Bei Hannah Arendt heißt es im ersten von drei Teilen ihrer großen Studie über Walter Benjamin, die 1968 in der Zeitschrift ›Merkur‹ erschien: «Wenn es je einen ganz und gar Vereinzelten gegeben hat, so war es Benjamin.« Gerade dadurch aber sei sein Leben »trotz mancher Absonderlichkeit im Einzelnen ein so reines Zeugnis für die finsteren Zeiten und Länder des Jahrhunderts, wie das Werk, das mit so viel Verzweiflung diesem Leben abgezwungen wurde, paradigmatisch bleiben wird für die geistige Situation der Zeit.« DIETER KALTWASSER über die meisterhafte Biographie Walter Benjamins von Howard Eiland und Michael Jennings
Walter Benjamin gehört zu den wohl am schwersten fassbaren Denkern der Moderne. In Adornos ›Minima Moralia – Reflexionen aus dem beschädigten Leben‹ finden wir die Aufforderung: »Jeder Intellektuelle in der Emigration, ohne alle Ausnahme, ist beschädigt und tut gut daran, es selber zu erkennen, wenn er nicht hinter den dicht geschlossenen Türen seiner Selbstachtung grausam darüber belehrt werden will.« Wenn es einen Intellektuellen in der Emigration gab, der seine prekäre Existenz und seine Verletzungen reflektierte und in einzigartigen Denkfiguren festhielt, dann war es der jüdische Philosoph und Literaturkritiker Walter Benjamin, der in den letzten Jahrzehnten eine Reihe von biographischen Bearbeitungen erfahren hat, die nicht nur seiner Bedeutung Rechnung tragen, sondern auch eine Fortentwicklung der Aufgaben biographischen Schreibens darstellen.

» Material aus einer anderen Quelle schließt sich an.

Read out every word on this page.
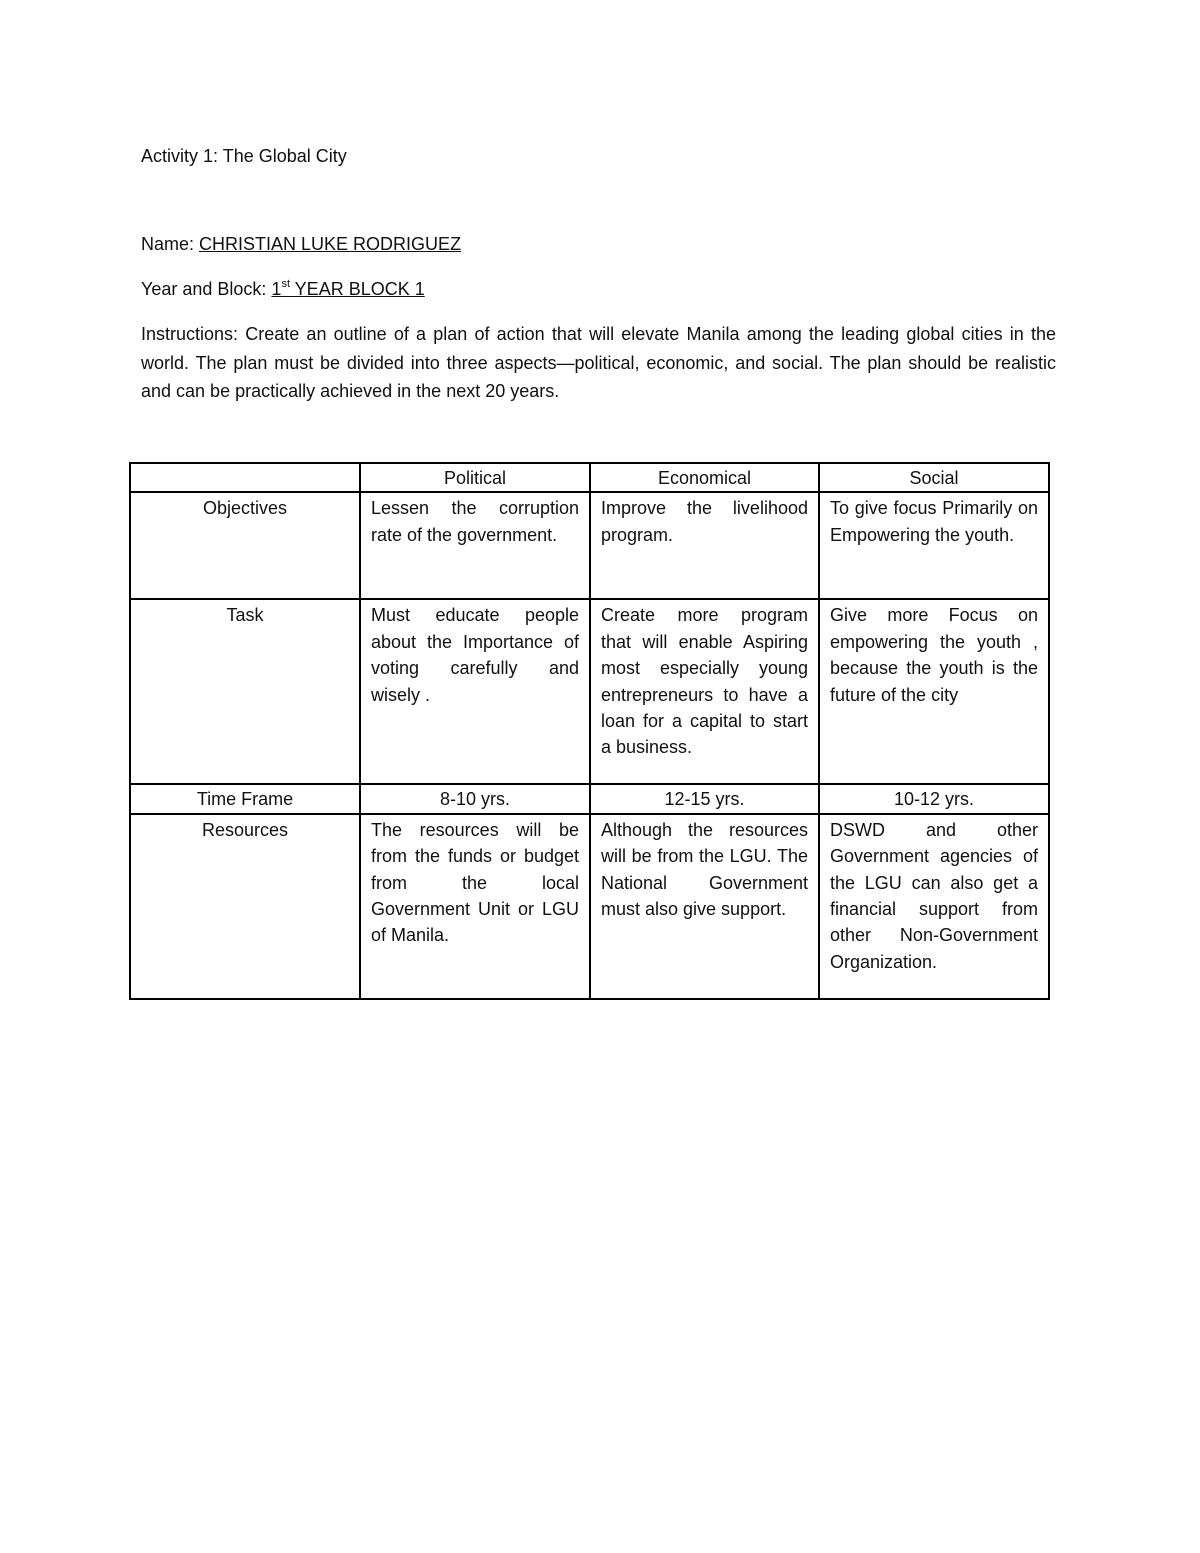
Activity 1: The Global City
Name: CHRISTIAN LUKE RODRIGUEZ
Year and Block: 1st YEAR BLOCK 1
Instructions: Create an outline of a plan of action that will elevate Manila among the leading global cities in the world. The plan must be divided into three aspects—political, economic, and social. The plan should be realistic and can be practically achieved in the next 20 years.
	Political	Economical	Social
Objectives	Lessen the corruption rate of the government.	Improve the livelihood program.	To give focus Primarily on Empowering the youth.
Task	Must educate people about the Importance of voting carefully and wisely .	Create more program that will enable Aspiring most especially young entrepreneurs to have a loan for a capital to start a business.	Give more Focus on empowering the youth , because the youth is the future of the city
Time Frame	8-10 yrs.	12-15 yrs.	10-12 yrs.
Resources	The resources will be from the funds or budget from the local Government Unit or LGU of Manila.	Although the resources will be from the LGU. The National Government must also give support.	DSWD and other Government agencies of the LGU can also get a financial support from other Non-Government Organization.
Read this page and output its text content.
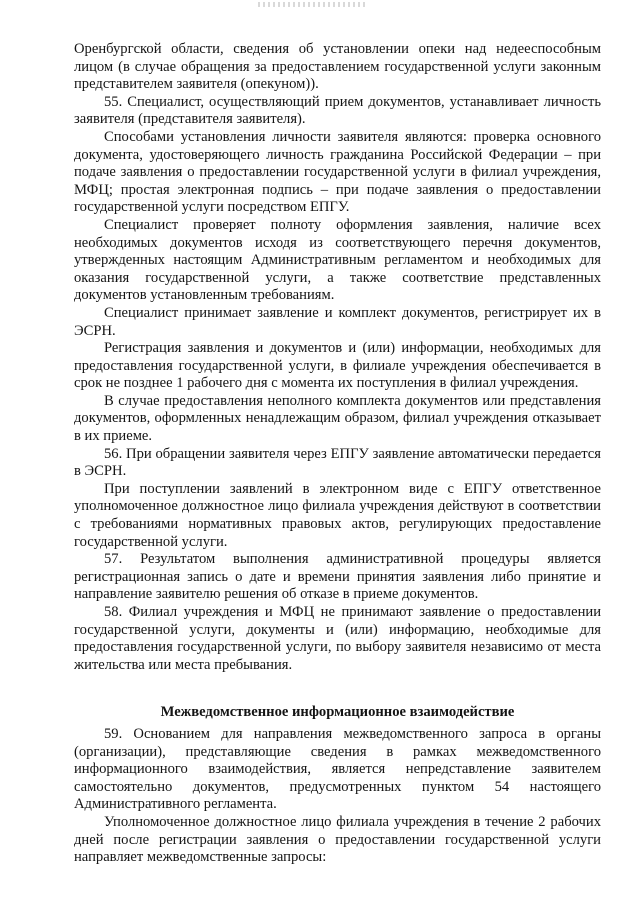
Оренбургской области, сведения об установлении опеки над недееспособным лицом (в случае обращения за предоставлением государственной услуги законным представителем заявителя (опекуном)).

55. Специалист, осуществляющий прием документов, устанавливает личность заявителя (представителя заявителя).

Способами установления личности заявителя являются: проверка основного документа, удостоверяющего личность гражданина Российской Федерации – при подаче заявления о предоставлении государственной услуги в филиал учреждения, МФЦ; простая электронная подпись – при подаче заявления о предоставлении государственной услуги посредством ЕПГУ.

Специалист проверяет полноту оформления заявления, наличие всех необходимых документов исходя из соответствующего перечня документов, утвержденных настоящим Административным регламентом и необходимых для оказания государственной услуги, а также соответствие представленных документов установленным требованиям.

Специалист принимает заявление и комплект документов, регистрирует их в ЭСРН.

Регистрация заявления и документов и (или) информации, необходимых для предоставления государственной услуги, в филиале учреждения обеспечивается в срок не позднее 1 рабочего дня с момента их поступления в филиал учреждения.

В случае предоставления неполного комплекта документов или представления документов, оформленных ненадлежащим образом, филиал учреждения отказывает в их приеме.

56. При обращении заявителя через ЕПГУ заявление автоматически передается в ЭСРН.

При поступлении заявлений в электронном виде с ЕПГУ ответственное уполномоченное должностное лицо филиала учреждения действуют в соответствии с требованиями нормативных правовых актов, регулирующих предоставление государственной услуги.

57. Результатом выполнения административной процедуры является регистрационная запись о дате и времени принятия заявления либо принятие и направление заявителю решения об отказе в приеме документов.

58. Филиал учреждения и МФЦ не принимают заявление о предоставлении государственной услуги, документы и (или) информацию, необходимые для предоставления государственной услуги, по выбору заявителя независимо от места жительства или места пребывания.

Межведомственное информационное взаимодействие

59. Основанием для направления межведомственного запроса в органы (организации), представляющие сведения в рамках межведомственного информационного взаимодействия, является непредставление заявителем самостоятельно документов, предусмотренных пунктом 54 настоящего Административного регламента.

Уполномоченное должностное лицо филиала учреждения в течение 2 рабочих дней после регистрации заявления о предоставлении государственной услуги направляет межведомственные запросы:
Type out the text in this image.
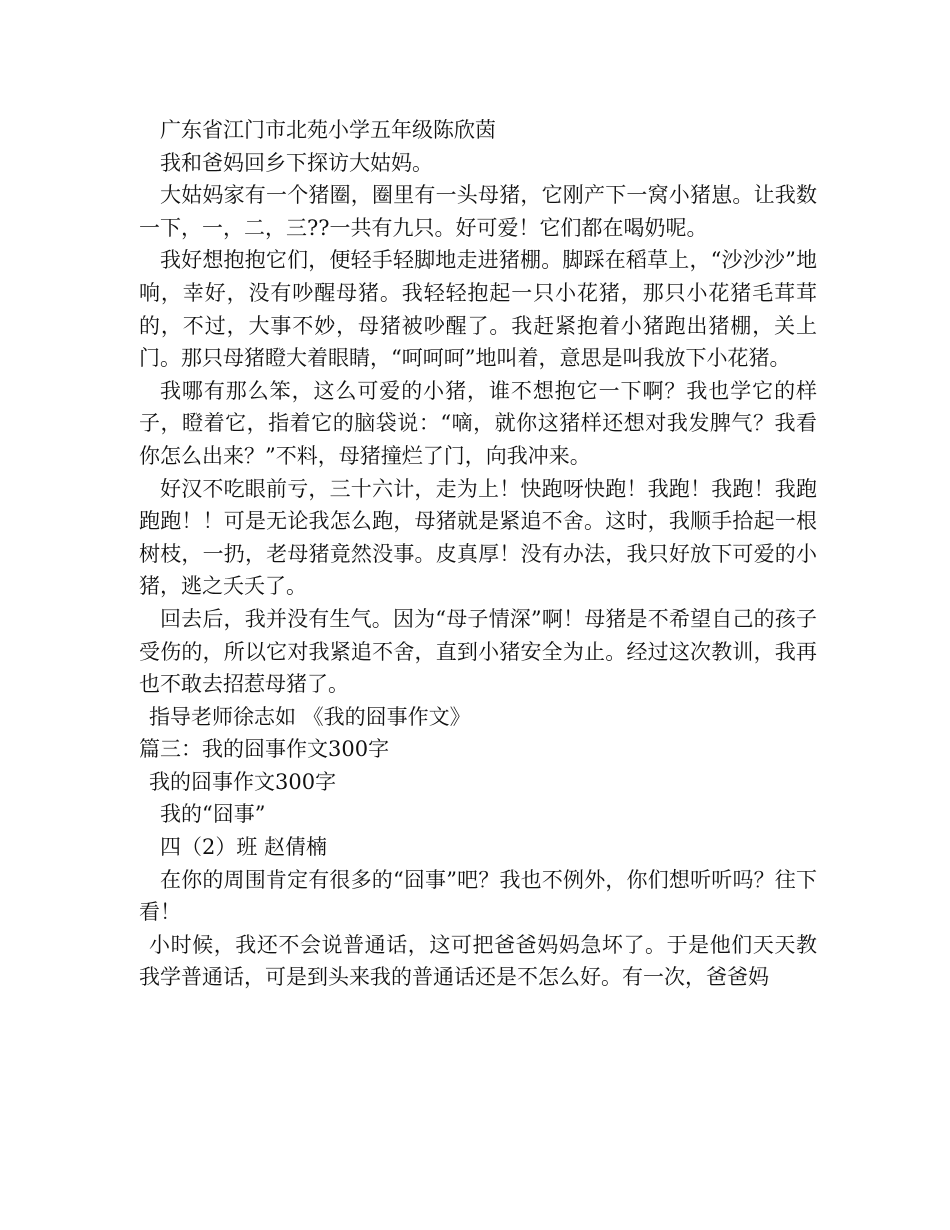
广东省江门市北苑小学五年级陈欣茵

我和爸妈回乡下探访大姑妈。

大姑妈家有一个猪圈，圈里有一头母猪，它刚产下一窝小猪崽。让我数一下，一，二，三??一共有九只。好可爱！它们都在喝奶呢。

我好想抱抱它们，便轻手轻脚地走进猪棚。脚踩在稻草上，“沙沙沙”地响，幸好，没有吵醒母猪。我轻轻抱起一只小花猪，那只小花猪毛茸茸的，不过，大事不妙，母猪被吵醒了。我赶紧抱着小猪跑出猪棚，关上门。那只母猪瞪大着眼睛，“呵呵呵”地叫着，意思是叫我放下小花猪。

我哪有那么笨，这么可爱的小猪，谁不想抱它一下啊？我也学它的样子，瞪着它，指着它的脑袋说：“嘀，就你这猪样还想对我发脾气？我看你怎么出来？”不料，母猪撞烂了门，向我冲来。

好汉不吃眼前亏，三十六计，走为上！快跑呀快跑！我跑！我跑！我跑跑跑！！可是无论我怎么跑，母猪就是紧追不舍。这时，我顺手拾起一根树枝，一扔，老母猪竟然没事。皮真厚！没有办法，我只好放下可爱的小猪，逃之夭夭了。

回去后，我并没有生气。因为“母子情深”啊！母猪是不希望自己的孩子受伤的，所以它对我紧追不舍，直到小猪安全为止。经过这次教训，我再也不敢去招惹母猪了。

指导老师徐志如 《我的囧事作文》

篇三：我的囧事作文300字

我的囧事作文300字

我的“囧事”

四（2）班 赵倩楠

在你的周围肯定有很多的“囧事”吧？我也不例外，你们想听听吗？往下看！

小时候，我还不会说普通话，这可把爸爸妈妈急坏了。于是他们天天教我学普通话，可是到头来我的普通话还是不怎么好。有一次，爸爸妈
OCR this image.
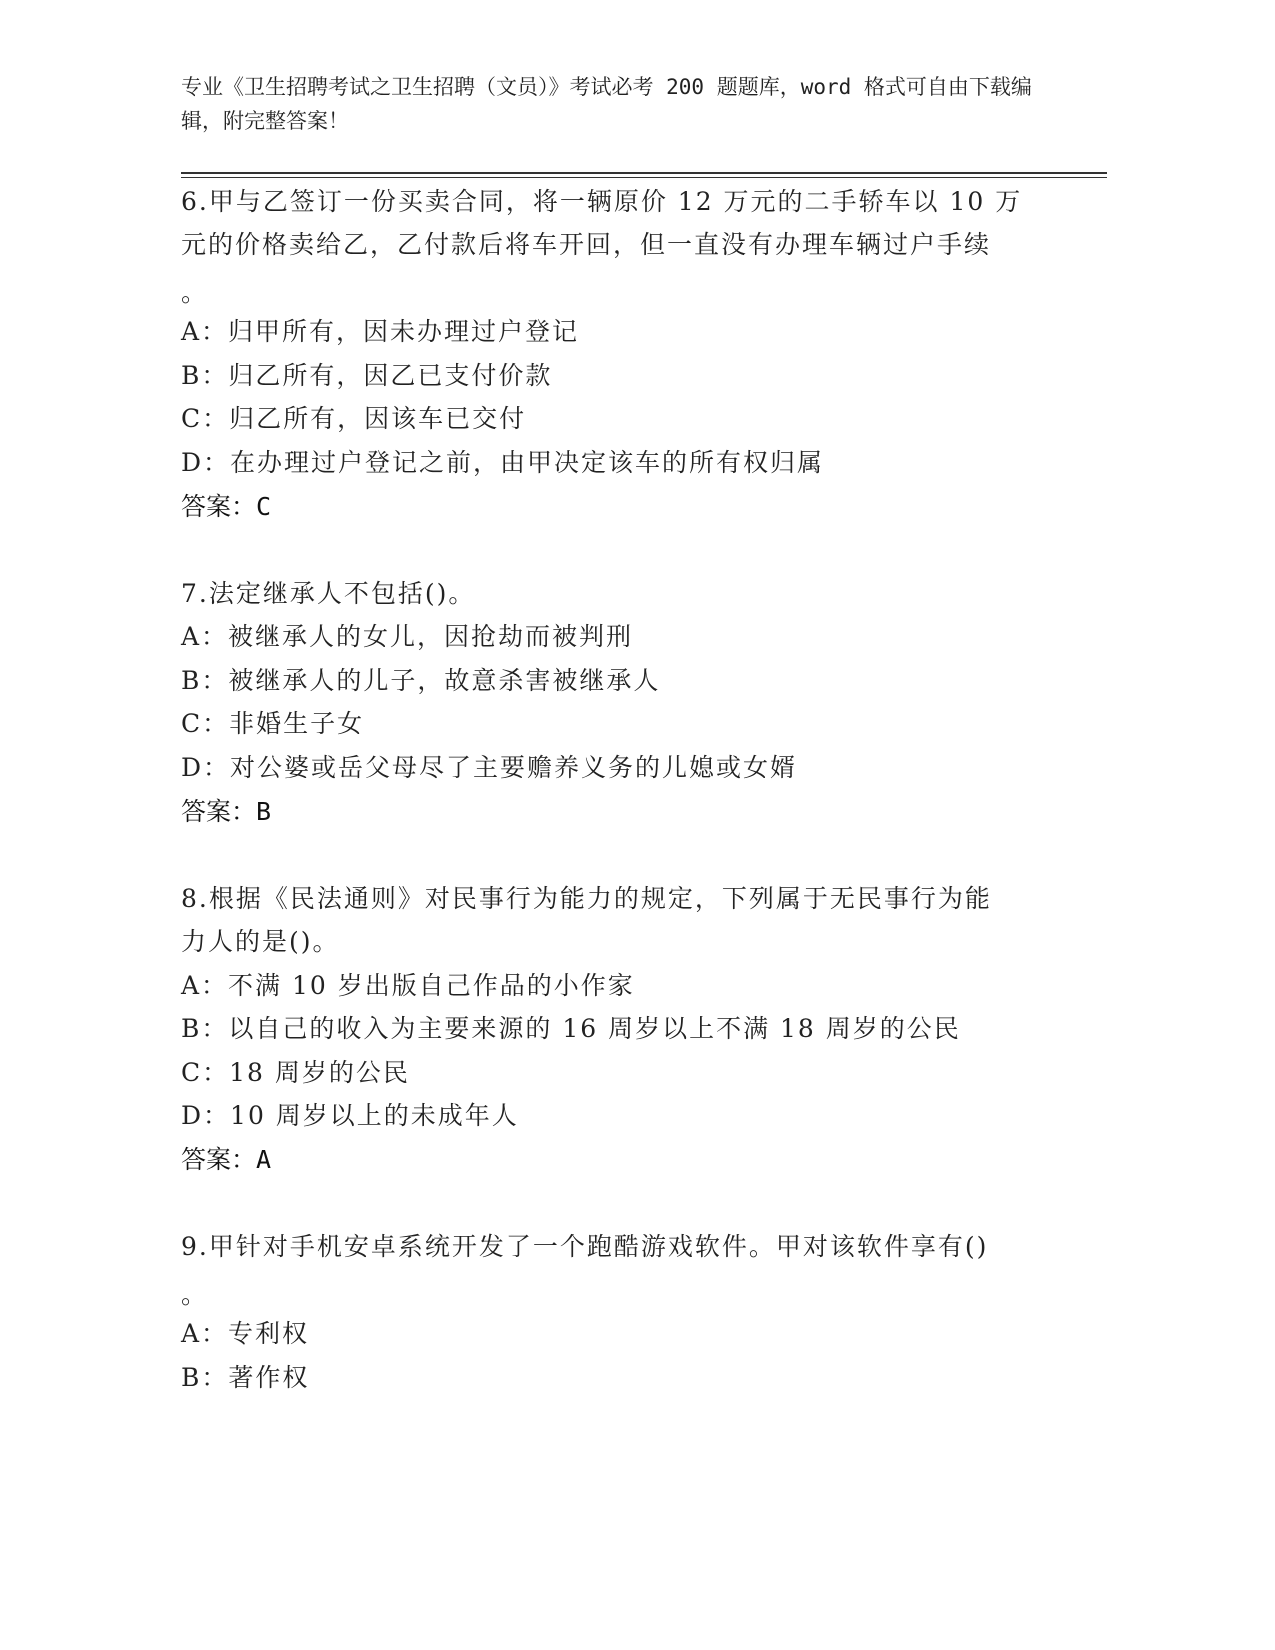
专业《卫生招聘考试之卫生招聘（文员）》考试必考 200 题题库，word 格式可自由下载编辑，附完整答案！
6.甲与乙签订一份买卖合同，将一辆原价 12 万元的二手轿车以 10 万
元的价格卖给乙，乙付款后将车开回，但一直没有办理车辆过户手续
。
A：归甲所有，因未办理过户登记
B：归乙所有，因乙已支付价款
C：归乙所有，因该车已交付
D：在办理过户登记之前，由甲决定该车的所有权归属
答案：C
7.法定继承人不包括()。
A：被继承人的女儿，因抢劫而被判刑
B：被继承人的儿子，故意杀害被继承人
C：非婚生子女
D：对公婆或岳父母尽了主要赡养义务的儿媳或女婿
答案：B
8.根据《民法通则》对民事行为能力的规定，下列属于无民事行为能
力人的是()。
A：不满 10 岁出版自己作品的小作家
B：以自己的收入为主要来源的 16 周岁以上不满 18 周岁的公民
C：18 周岁的公民
D：10 周岁以上的未成年人
答案：A
9.甲针对手机安卓系统开发了一个跑酷游戏软件。甲对该软件享有()
。
A：专利权
B：著作权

Dass die Rezeption und die Wirkung seines Werks einige Jahrzehnte nach seinem Tod so massiv und anhaltend sein würden, war zu seinen Lebzeiten nicht vorstellbar. Benjamin, dessen Flucht vor den Nationalsozialisten mit seinem Freitod in den Pyrenäen endete, beschrieb sein Freund Gershom Scholem einst als einen Menschen aus der totalen Vergessenheit, sein Name gehöre zu »den verschollensten in der geistigen Welt«.
Howard Eiland und Michael Jennings, die beiden Biographen dieser nun endlich auch in deutscher Sprache vorliegenden meisterhaften, umfassenden biographischen Lebensbeschreibung Walter Benjamins, sind allererste Adressen, wenn es um Leben und Werk dieses Autors geht. Beide sind englischsprachige Übersetzer und Herausgeber seiner Werke. Ihre große Kenntnis seiner Schriften, ihre Rolle bei der Förderung einer sich ständig erweiternden Sicht des Philosophen in englischer Sprache, ihre Arbeit als Interpreten führte sie zu dem Versuch, eine vollständige und umfassende, geradezu panoramatische Darstellung dieses rätselhaften, esoterischen, sich fortwährend weiterentwickelnden Denkens zu verfassen. Die Biographie stellt darüber hinaus auch die unterschiedlichen Haltungen zu Benjamin auf den Prüfstand.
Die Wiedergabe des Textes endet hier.